Superintendent Carvalho under investigation

Superintendent Alberto Carvalho is currently under investigation by the Office of the Inspector General after accepting a solicited donation from K12.


Miami-Dade superintendent Alberto Carvalho is currently under investigation for a donation agreement between K-12 and MDCPS. Gregoire Winston/highlights

     The Office of the Inspector General (OIG) currently has Superintendent Alberto Carvalho under investigation with the discovery of a solicited donation from the education corporation K12. As the parent company of My School Online (MSO), K12 allegedly gave $1.57 million in donations to the district to urge teachers to use the online program when the school year began.

     Inspector General Mary Cagle notified the school board of the ongoing investigation Wednesday, Sept. 16. Cagle is currently reviewing a $1.57 million donation made to The Foundation for New Education Initiatives (FNEI), a non-profit organization that Carvalho established in March 2008 which focuses on giving students who come from lower-class families opportunities for a quality education. According to both FNEI and Carvalho himself, K12 made the donation as an incentive to teachers for the use of their program MSO for distant learning in Miami-Dade County Public Schools (MDCPS) by August 31, when school began. 

      The donation money, which Carvalho claims to have deposited in the FNEI account, was to be used to give teachers who qualified a $100 gift card. According to the Miami Herald, teachers woke up the Sunday before classes began with an email acknowledging the amount of work they put in the days preceding the commencement of distant learning and that they would be receiving a $100 gift card as a “token of appreciation.”

     “We were told that if we did certain things on the internet to set up for classes, teachers will get a gift card or an incentive of $100,” French teacher Florence Rouit said. 

     The investigation also covers a late-night discussion at a special School Board meeting on Monday, Sept. 14, where last minute issues were discussed. During the meeting, School Board Chair Perla Tabares Hantman raised questions about the donations from K12 and how she was unaware of these donations until the night before classes started through distance learning. 

     Soon after, School Board Vice Chair Steve Gallon confronted Carvalho on a discrepancy concerning the distribution of the donation money. Carvalho mentioned that every teacher would qualify for the $100 gift card, and with 19,200 teachers in MDCPS, the donation of $1.57 million dollars would have fallen short by $350,000.

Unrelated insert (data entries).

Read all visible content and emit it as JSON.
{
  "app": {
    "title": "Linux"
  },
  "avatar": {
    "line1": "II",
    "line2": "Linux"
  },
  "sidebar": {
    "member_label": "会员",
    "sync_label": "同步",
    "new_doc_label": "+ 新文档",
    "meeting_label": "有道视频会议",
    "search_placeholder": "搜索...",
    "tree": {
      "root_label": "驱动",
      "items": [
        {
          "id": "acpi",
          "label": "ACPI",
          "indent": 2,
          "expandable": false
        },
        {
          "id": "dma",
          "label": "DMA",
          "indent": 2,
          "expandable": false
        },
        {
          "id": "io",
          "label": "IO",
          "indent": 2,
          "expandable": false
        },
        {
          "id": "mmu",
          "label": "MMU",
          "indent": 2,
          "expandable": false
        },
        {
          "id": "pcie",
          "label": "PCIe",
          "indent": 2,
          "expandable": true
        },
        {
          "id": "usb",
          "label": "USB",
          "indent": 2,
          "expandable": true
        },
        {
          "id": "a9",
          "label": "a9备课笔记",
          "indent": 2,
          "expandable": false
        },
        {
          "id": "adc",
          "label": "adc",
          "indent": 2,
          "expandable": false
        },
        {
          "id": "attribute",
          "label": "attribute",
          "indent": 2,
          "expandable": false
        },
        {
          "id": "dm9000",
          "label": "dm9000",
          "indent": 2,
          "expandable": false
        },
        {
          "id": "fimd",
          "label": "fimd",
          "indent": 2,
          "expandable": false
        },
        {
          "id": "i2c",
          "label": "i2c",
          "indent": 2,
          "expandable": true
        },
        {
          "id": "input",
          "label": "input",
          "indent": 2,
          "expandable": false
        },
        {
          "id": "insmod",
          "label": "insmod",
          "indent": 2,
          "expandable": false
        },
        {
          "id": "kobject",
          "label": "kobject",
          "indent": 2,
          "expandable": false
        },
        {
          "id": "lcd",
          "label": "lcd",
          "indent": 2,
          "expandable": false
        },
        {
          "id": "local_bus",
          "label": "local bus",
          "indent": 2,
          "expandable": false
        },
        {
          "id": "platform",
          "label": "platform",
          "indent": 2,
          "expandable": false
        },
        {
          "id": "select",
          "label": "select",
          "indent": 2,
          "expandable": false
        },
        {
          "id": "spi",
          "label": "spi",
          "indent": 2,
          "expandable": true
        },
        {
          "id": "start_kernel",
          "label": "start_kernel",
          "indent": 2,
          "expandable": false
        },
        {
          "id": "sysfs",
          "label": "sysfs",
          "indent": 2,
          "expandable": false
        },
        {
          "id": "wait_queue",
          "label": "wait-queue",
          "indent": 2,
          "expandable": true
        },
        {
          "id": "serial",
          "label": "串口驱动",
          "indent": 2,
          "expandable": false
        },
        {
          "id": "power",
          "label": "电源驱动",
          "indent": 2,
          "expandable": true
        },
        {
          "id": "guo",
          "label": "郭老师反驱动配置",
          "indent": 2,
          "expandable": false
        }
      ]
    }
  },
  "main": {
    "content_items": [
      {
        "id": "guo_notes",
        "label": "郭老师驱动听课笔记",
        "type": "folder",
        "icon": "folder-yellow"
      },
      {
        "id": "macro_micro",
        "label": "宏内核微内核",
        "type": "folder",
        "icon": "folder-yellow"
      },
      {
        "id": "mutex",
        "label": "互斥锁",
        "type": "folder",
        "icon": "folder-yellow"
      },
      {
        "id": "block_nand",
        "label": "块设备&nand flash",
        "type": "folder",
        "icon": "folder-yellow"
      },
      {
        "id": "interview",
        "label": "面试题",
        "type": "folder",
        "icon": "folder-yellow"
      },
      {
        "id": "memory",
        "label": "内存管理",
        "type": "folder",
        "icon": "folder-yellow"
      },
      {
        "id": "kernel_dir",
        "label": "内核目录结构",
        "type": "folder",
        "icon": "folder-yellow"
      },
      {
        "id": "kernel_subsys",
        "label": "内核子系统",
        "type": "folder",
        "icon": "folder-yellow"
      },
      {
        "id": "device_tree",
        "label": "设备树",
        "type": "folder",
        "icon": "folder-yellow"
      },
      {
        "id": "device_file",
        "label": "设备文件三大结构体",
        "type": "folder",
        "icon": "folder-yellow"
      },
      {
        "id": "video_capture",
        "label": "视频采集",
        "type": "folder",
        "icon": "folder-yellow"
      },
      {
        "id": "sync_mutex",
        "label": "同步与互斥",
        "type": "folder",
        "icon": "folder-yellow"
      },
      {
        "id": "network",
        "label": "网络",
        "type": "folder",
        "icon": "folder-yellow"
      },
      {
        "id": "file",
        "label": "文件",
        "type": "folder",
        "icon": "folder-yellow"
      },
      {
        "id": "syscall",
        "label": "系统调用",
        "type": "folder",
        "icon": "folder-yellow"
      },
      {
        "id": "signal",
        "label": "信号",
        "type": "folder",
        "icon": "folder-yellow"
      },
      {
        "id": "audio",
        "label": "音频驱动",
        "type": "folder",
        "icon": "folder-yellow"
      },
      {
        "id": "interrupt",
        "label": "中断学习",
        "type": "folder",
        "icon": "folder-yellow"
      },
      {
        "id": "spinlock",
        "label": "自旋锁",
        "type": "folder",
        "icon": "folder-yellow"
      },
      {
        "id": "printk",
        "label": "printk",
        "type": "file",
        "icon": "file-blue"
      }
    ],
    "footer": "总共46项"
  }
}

     “What the donations imply, if the investigation finds [Carvalho] guilty, is that the decision of the deal was made on the basis of greed as opposed to quality of service he was subscribing to thousands of students [and teachers] in his district,” sophomore Massimo Aguila said.

     School Board member Dr. Lubby Navarro hoped to collect a set of testimonies from parents and teachers to emphasize that no school board policies were violated. Navarro wanted to bring a proposal during the School Board’s Oct. 21 meeting regarding policy and procedure in relation to accepting vendor donations, however, no new information has surfaced concerning the OIG’s investigation.